La enfermedad crónica de la desertificación
«A estas alturas, a nadie le sorprenderá leer que gran parte de los suelos de la península Ibérica se encuentran en franco proceso de degradación propiciado por una combinación de factores climáticos, como una marcada tendencia a la aridez y factores humanos como la intensificación de las actividades agrícolas, el sobrepastoreo, la deforestación, o el abandono de la gestión del territorio que aceleran el proceso de degradación»
Rafael Hernández Maqueda
Investigador de Edafología y Química Agrícola de la Facultad de Ciencias Experimentales de la UAL
Miércoles, 26 de noviembre 2025, 23:09
Nos gustan los medicamentos, no lo podemos negar. Los tomamos para dormir, para no dormir, para activarnos, para relajarnos, pero sobre todo para aliviar cualquier ... dolor. Es comprensible, a nadie nos gusta sufrir. El problema surge cuando nos sobreviene algún malestar reincidente y el alivio sintomático de la pastilla no surte el efecto deseado. Es, en esos casos, cuando conviene revisar otros posibles detonantes de la enfermedad tales como nuestros hábitos alimenticios o nuestro nivel de estrés. Nos cuesta hacerlo porque buscar la causa de nuestros males no es lo mismo que atacar al síntoma, pues requiere un esfuerzo extra, nos empuja a revisar nuestras costumbres y eso, o nos da miedo o directamente no queremos enfrentarlo.

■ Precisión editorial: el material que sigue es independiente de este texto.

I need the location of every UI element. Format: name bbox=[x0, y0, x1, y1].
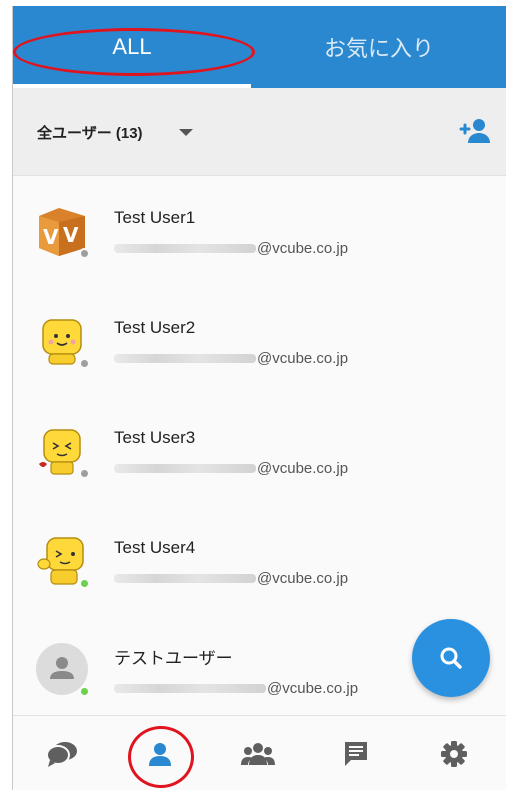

Nuestra manera de tratar nuestro cuerpo tiene mucho en común a cómo tratamos nuestro entorno. La percepción acerca de la desertificación es un buen ejemplo de ello. A estas alturas, a nadie le sorprenderá leer que gran parte de los suelos de la península Ibérica se encuentran en franco proceso de degradación propiciado por una combinación de factores climáticos, como una marcada tendencia a la aridez y factores humanos como la intensificación de las actividades agrícolas, el sobrepastoreo, la deforestación, o el abandono de la gestión del territorio que aceleran el proceso de degradación. Esto trae consigo la pérdida de funcionalidad ecológica de los ecosistemas que implica consecuencias tan graves como la pérdida de productividad de los cultivos, el aumento de la erosión, o la disminución de la capacidad de retención de agua de lluvia, lo que agrava episodios climáticos especialmente devastadores como las DANAS típicas de la región mediterránea. Las consecuencias son aún más preocupantes teniendo en cuenta que la desertificación se retroalimenta de otras problemáticas ambientales interrelacionadas como son la pérdida de biodiversidad, el calentamiento global o la disponibilidad de agua dulce.
Sin embargo, a pesar de estos hechos que la ciencia no para de evidenciar y que afectan al 74% del territorio español, no parece ser una preocupación prioritaria para la sociedad. ¿A qué se debe ese desinterés? Cuando debatimos esta cuestión en clase, surge entre los estudiantes una reflexión común; la desertificación no se considera un riesgo para la sociedad porque no percibimos sus efectos de manera inmediata y, en una sociedad «líquida» como la nuestra eso te penaliza en el orden de prioridades. Como ciudadanos sabemos hacer frente y mostramos nuestro lado más solidario ante la inmediatez de una tragedia, lo vimos con el volcán de La Palma y con la DANA que afectó tan trágicamente a la comunidad valenciana. No obstante, a la hora de analizar las causas y generar medidas más efectivas para evitar que vuelvan a suceder, ahí respondemos de manera similar a cómo lo hacemos ante la enfermedad crónica que miramos de soslayo. La desertificación nos ha enseñado que la degradación de las tierras en zonas áridas, semiáridas y subhúmedas secas es propiciada, en gran medida, por las actividades humanas y establecer medidas para evitar o paliar sus efectos más perjudiciales implica, sin más remedio, replantearnos un modelo económico marcadamente productivista orientado por el mantra del crecimiento continuo.
Y ahí es donde los síntomas de «enfermedad ambiental crónica» empiezan a agudizarse. Porque plantearnos ese debate supone revisar nuestras creencias, nuestros hábitos y nuestro posicionamiento político y eso, tiene un coste personal y social. Por mucho que nos pese, este reto, al igual que el resto de problemáticas ambientales, no se podrá solucionar con «pastillas tecnológicas» que puedan mitigar alguno de los efectos más negativos del proceso de degradación. La solución pasa, ineludiblemente, por ser conscientes del problema y diseñar estrategias conjuntas implicando al máximo de agentes sociales. No es una tarea fácil, hay muchas resistencias, sin embargo a pesar del ruido generado por los amantes de la postverdad y del negacionismo infundado, somos más los que seguimos creyendo y trabajando en la ciencia al servicio de la sociedad, para construir entre todas y todos un modelo integral donde los beneficios sociales, económicos y ambientales vayan de la mano.